The Martial Arts Of Customer Relationship Management
Posted by Ryan Nichols on TechCrunch
After spending six years with startups in the Salesforce.com ecosystem, I’ve spent the last six months as an EIR at Foundation Capital. One of the things I hear repeatedly from entrepreneurs as they illustrate their startup’s potential is their plan to “disrupt Salesforce.”
Of course, Salesforce is still the one doing the bulk of the disrupting in the enterprise software industry (Exhibit A: their recent $55 billion buyout offer from Microsoft, and recent inclusion in the Fortune 500). And most startups will publicly talk about how they complement Salesforce, not compete with them. But Salesforce’s rapid expansion certainly leaves entrepreneurs thinking about its potential vulnerabilities. Direct attack is fruitless, so each startup attempts to apply leverage from a unique angle. Most of these attacks will fail, yet each provides new insight into opportunities in the CRM ecosystem.
Allow me to be your sensei as we walk through four different types of attacks I see attempted on Salesforce: a blow to the heart, a blow to the head, a sweep of the feet and an attack from the flank.
Blow to the Heart
Some startups go for the heart of Salesforce’s user base, targeting individual salespeople and how they prefer to work. Salesforce is vulnerable to this attack because they primarily deliver value to sales management and operations. Startups typically avoid these decision makers at first, instead driving adoption from the bottom of the sales organization up.
Startups have tried to win the heart of salespeople by improving how they deliver content (e.g., Clearslide), hold customer meetings (e.g., Clari and Selligy pre-pivot, Refresh pre-acquisition and Roobiq and SalesMesh), send email on the desktop (e.g., Tout, Yesware) or via mobile (e.g., Cirrus, Smarter.me, Immediately and the recently acquired Stitch), or manage relationships on the desktop (e.g., Streak, Contactually) or on mobile (e.g., Tact, Heighten).
Blow To The Head
Some startups aim for the head, attempting to reduce Salesforce to a dumb, low-value database of historical customer data. Salesforce is aware of this vulnerability, and has tried to counter it by acquiring companies like Jigsaw for data, Edgespring for analytics and, most recently, RelateIQ for relationship intelligence.

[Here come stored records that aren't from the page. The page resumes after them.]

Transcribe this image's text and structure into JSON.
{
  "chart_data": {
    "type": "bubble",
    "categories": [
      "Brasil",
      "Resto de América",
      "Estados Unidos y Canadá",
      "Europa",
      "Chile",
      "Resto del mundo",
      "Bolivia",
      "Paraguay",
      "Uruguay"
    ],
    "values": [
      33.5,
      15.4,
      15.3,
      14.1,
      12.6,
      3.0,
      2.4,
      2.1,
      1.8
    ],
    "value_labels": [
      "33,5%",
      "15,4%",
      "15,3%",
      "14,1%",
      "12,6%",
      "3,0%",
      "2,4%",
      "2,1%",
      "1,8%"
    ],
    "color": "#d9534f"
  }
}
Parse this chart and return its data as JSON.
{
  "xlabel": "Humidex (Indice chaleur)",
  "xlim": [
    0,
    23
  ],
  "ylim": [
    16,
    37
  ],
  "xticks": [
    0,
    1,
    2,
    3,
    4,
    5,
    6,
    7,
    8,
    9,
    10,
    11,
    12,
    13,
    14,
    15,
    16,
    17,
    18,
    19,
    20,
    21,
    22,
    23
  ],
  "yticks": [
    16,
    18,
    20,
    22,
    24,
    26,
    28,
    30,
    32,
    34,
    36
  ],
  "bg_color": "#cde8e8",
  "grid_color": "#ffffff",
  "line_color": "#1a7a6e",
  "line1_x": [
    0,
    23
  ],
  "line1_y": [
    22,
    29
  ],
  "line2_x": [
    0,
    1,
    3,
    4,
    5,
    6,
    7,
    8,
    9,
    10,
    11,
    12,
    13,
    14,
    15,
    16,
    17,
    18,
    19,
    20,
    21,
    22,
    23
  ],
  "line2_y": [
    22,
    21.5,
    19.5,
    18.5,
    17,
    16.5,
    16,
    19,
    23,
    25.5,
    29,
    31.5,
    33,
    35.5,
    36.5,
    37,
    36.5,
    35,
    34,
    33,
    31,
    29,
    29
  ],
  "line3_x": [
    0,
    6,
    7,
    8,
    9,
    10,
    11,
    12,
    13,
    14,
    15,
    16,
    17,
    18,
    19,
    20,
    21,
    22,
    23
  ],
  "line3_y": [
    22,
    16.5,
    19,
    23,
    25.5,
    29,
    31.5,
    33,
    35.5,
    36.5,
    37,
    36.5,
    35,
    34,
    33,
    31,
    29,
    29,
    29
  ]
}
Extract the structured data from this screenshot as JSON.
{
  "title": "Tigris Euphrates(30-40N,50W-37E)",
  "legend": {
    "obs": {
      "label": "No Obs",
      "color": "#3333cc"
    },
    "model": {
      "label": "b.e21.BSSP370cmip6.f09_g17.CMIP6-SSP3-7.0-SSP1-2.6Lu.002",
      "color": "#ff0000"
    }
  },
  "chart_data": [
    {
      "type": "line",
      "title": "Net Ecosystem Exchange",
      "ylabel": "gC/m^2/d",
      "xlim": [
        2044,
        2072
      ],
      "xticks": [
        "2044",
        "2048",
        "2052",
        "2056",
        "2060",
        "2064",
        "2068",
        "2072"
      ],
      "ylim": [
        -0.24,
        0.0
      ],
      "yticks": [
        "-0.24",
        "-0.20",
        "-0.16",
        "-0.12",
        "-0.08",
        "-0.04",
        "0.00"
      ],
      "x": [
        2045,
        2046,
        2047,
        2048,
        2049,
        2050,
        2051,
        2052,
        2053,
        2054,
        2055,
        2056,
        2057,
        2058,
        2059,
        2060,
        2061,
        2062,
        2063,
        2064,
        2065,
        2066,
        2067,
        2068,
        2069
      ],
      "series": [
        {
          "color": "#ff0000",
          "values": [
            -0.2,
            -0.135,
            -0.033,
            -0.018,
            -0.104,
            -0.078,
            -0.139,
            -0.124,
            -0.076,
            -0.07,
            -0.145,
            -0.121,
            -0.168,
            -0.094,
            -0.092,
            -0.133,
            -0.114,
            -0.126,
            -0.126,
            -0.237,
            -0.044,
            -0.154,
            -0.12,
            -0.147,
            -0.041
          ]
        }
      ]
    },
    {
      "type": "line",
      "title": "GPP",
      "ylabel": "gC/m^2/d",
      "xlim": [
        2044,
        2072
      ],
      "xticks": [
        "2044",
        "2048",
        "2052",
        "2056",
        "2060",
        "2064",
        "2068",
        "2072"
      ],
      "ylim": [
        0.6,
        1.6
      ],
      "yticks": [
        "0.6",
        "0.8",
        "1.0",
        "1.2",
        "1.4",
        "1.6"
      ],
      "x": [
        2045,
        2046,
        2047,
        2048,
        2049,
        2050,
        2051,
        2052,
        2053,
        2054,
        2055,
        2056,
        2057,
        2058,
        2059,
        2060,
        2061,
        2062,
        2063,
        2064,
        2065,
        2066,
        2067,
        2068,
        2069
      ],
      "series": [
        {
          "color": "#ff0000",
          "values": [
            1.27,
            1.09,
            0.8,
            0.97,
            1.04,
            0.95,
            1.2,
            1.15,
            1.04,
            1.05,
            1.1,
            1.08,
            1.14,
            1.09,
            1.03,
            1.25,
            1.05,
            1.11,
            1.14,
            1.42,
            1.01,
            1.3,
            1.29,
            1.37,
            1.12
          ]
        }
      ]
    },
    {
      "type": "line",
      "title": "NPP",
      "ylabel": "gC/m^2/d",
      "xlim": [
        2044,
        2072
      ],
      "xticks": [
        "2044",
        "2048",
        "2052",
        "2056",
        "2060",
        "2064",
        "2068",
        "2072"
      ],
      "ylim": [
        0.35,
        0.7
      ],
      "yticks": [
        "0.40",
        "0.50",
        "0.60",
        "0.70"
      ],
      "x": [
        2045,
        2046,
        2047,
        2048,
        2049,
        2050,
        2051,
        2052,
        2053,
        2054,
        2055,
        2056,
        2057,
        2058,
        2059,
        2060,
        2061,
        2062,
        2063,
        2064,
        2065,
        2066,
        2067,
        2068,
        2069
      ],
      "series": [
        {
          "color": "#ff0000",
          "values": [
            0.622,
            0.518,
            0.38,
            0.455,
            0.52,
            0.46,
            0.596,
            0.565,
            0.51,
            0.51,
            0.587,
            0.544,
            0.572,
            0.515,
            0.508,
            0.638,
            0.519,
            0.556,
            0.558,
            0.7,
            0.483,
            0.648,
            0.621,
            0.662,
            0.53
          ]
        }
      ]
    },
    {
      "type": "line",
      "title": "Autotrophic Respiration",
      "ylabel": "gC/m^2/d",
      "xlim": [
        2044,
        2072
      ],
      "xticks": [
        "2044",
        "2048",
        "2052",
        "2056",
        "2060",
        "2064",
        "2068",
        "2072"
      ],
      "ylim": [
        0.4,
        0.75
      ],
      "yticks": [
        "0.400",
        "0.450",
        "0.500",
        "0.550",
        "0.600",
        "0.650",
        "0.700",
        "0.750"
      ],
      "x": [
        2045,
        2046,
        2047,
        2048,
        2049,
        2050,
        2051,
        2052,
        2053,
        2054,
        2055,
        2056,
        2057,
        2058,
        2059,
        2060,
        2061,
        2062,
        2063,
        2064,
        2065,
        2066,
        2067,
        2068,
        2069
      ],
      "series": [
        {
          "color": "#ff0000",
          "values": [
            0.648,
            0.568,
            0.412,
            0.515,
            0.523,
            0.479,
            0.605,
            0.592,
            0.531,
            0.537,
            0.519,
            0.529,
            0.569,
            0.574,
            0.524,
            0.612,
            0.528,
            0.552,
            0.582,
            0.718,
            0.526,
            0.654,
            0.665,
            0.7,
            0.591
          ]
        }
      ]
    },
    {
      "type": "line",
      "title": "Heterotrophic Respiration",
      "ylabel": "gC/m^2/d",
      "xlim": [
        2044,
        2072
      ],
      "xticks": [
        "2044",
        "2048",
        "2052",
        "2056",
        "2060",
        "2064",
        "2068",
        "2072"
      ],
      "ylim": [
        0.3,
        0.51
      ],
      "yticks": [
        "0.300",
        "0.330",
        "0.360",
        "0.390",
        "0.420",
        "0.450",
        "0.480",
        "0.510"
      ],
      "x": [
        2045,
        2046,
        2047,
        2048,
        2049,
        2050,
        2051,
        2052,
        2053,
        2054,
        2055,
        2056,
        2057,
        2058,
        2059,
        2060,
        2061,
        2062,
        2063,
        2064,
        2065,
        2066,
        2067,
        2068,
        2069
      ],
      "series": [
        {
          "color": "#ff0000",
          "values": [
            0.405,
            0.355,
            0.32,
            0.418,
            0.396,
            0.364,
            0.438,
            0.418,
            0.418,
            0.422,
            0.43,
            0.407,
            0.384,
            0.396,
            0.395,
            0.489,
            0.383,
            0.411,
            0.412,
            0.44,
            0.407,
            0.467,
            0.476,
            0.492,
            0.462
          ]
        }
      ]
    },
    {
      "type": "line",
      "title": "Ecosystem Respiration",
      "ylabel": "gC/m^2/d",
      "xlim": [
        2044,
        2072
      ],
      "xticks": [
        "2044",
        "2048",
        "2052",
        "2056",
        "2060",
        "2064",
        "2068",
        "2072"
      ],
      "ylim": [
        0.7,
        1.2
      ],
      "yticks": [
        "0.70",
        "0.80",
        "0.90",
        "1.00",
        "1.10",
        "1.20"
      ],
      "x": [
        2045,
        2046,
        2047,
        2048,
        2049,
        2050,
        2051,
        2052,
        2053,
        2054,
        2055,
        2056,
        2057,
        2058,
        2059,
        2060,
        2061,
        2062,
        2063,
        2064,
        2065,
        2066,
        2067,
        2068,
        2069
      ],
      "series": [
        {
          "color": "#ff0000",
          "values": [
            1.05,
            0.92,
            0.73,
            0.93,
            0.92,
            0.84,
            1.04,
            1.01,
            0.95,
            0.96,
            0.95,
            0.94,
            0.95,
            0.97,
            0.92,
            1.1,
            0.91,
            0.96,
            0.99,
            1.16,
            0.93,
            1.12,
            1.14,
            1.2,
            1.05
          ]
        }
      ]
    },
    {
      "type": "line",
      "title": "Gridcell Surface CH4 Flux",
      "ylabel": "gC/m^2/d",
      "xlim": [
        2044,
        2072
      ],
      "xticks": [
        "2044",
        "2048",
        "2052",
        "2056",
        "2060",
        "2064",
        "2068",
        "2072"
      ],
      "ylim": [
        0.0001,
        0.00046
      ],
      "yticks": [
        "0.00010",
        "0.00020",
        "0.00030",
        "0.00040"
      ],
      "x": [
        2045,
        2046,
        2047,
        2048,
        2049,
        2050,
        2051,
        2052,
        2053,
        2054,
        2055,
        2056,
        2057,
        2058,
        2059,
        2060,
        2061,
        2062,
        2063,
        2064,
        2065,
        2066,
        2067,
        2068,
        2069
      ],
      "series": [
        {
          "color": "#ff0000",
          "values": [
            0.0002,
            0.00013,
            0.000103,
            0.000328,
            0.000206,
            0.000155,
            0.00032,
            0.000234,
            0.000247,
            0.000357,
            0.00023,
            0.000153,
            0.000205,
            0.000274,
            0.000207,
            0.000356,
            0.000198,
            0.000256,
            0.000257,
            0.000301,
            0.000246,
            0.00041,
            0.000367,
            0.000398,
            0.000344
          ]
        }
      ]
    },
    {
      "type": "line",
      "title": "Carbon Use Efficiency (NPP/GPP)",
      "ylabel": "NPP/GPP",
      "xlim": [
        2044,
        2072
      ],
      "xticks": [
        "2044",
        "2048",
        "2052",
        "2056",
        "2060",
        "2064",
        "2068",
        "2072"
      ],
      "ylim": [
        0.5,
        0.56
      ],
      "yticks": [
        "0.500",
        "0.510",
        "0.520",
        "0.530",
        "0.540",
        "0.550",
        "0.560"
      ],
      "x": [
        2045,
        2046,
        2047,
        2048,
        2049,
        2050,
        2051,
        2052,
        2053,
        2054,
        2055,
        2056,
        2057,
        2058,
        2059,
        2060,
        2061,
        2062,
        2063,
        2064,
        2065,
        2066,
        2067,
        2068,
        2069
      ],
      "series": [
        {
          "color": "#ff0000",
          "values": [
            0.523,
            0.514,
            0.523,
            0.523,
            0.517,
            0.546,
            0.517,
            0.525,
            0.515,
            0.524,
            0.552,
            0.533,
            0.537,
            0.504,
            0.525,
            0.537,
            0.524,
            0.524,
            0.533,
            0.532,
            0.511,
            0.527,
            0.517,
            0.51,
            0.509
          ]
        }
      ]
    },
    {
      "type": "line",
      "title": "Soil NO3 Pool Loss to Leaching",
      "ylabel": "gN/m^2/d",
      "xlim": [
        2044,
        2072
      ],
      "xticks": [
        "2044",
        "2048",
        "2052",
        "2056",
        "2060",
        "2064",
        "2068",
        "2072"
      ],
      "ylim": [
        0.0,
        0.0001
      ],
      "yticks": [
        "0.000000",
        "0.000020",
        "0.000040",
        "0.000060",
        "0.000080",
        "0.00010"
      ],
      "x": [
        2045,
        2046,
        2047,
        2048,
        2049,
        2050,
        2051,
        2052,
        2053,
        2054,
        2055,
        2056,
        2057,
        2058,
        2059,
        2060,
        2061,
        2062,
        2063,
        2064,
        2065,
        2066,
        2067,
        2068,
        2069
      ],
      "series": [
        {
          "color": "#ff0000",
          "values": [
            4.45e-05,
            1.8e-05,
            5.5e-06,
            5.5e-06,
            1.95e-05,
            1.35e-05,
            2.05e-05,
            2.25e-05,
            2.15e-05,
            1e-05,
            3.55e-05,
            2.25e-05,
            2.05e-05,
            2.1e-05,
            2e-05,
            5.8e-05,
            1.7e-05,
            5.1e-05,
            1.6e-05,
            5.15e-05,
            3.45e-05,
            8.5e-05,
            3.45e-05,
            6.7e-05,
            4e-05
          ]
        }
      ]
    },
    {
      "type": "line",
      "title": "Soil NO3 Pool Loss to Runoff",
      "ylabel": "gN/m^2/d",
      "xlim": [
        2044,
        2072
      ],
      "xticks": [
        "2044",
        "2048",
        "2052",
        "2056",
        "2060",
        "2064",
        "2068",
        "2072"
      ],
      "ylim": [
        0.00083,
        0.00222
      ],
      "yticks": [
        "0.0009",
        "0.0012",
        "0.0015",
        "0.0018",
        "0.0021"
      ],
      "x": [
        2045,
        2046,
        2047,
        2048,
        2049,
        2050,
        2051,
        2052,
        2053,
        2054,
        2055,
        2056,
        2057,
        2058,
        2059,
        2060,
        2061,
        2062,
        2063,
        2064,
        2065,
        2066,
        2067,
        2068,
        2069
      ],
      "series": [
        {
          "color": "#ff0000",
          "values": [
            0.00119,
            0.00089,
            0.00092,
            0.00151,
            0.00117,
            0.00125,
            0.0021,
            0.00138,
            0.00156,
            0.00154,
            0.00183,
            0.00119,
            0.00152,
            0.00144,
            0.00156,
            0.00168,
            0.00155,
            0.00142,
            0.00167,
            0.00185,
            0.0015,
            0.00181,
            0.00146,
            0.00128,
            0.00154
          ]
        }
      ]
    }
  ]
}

But the attacks continue, coming from startups harnessing predictive analytics and big data. Predictive analytics startups apply algorithms and business rules to a company’s CRM data to more intelligently guide the activities of customer-facing employees (e.g., established players like Lattice Engines, and smaller startups like Infer, Fliptop, Leadspace, Mintigo, 6sense, C9, SalesPredict, CustomerMatrix and post-pivot Clari). Big data startups assemble their own unique sources of data on prospects (e.g., large companies like LinkedIn and D&B, established challengers like InsideView and Avention and new startups like Accompani and Spiderbook).
The third type of attack is to grow from an underserved subsegment of the CRM industry, starting with a specific industry or market segment where Salesforce is weak. Startups here have targeted underserved segments ranging from B2C (e.g., Beanstalk, KitCRM), a specific industry (e.g., first Veeva, now MindBody), small business (e.g., Nimble, Insightly, Pipedrive, Base and Nutshell), and inside sales (e.g., InsideSales.com, SalesLoft, RingDNA and Close.io).
Attack From The Flank
Some entrepreneurs believe that broader changes in how companies interact with customers make the entire CRM category vulnerable to disruption from software beyond traditional CRM.
Startups have moved in on Salesforce from adjacent markets, including marketing (Hubspot and Act-On), social selling (Hearsay), customer success (Gainsight, Totango and BlueNose) and even payments, which is the closest thing many companies have to a CRM (Square). Marketing and social have already seen attacks and massive acquisitions by Salesforce — we have yet to see a response to potential disruption from payment providers or customer success startups.
Where does this overview of the martial arts of CRM leave entrepreneurs? With three lessons:
1. Some attacks provide more leverage than others. Salesforce has proven to be more vulnerable to attacks from the flank and the limbs than to attacks directly to the heart. Pick your opening move carefully.
2. Be careful — Benioff is a jujitsu master. Salesforce has responded to attacks aggressively, with acquisitions, new products and sometimes good old fashioned FUD. Know that you’re sparring with a master.
3. CRM is a large and growing dojo. Despite all of this sparring, there’s room in the CRM market for multiple winners. Think about whether there’s a way to earn your lower belts before picking a fight with Salesforce.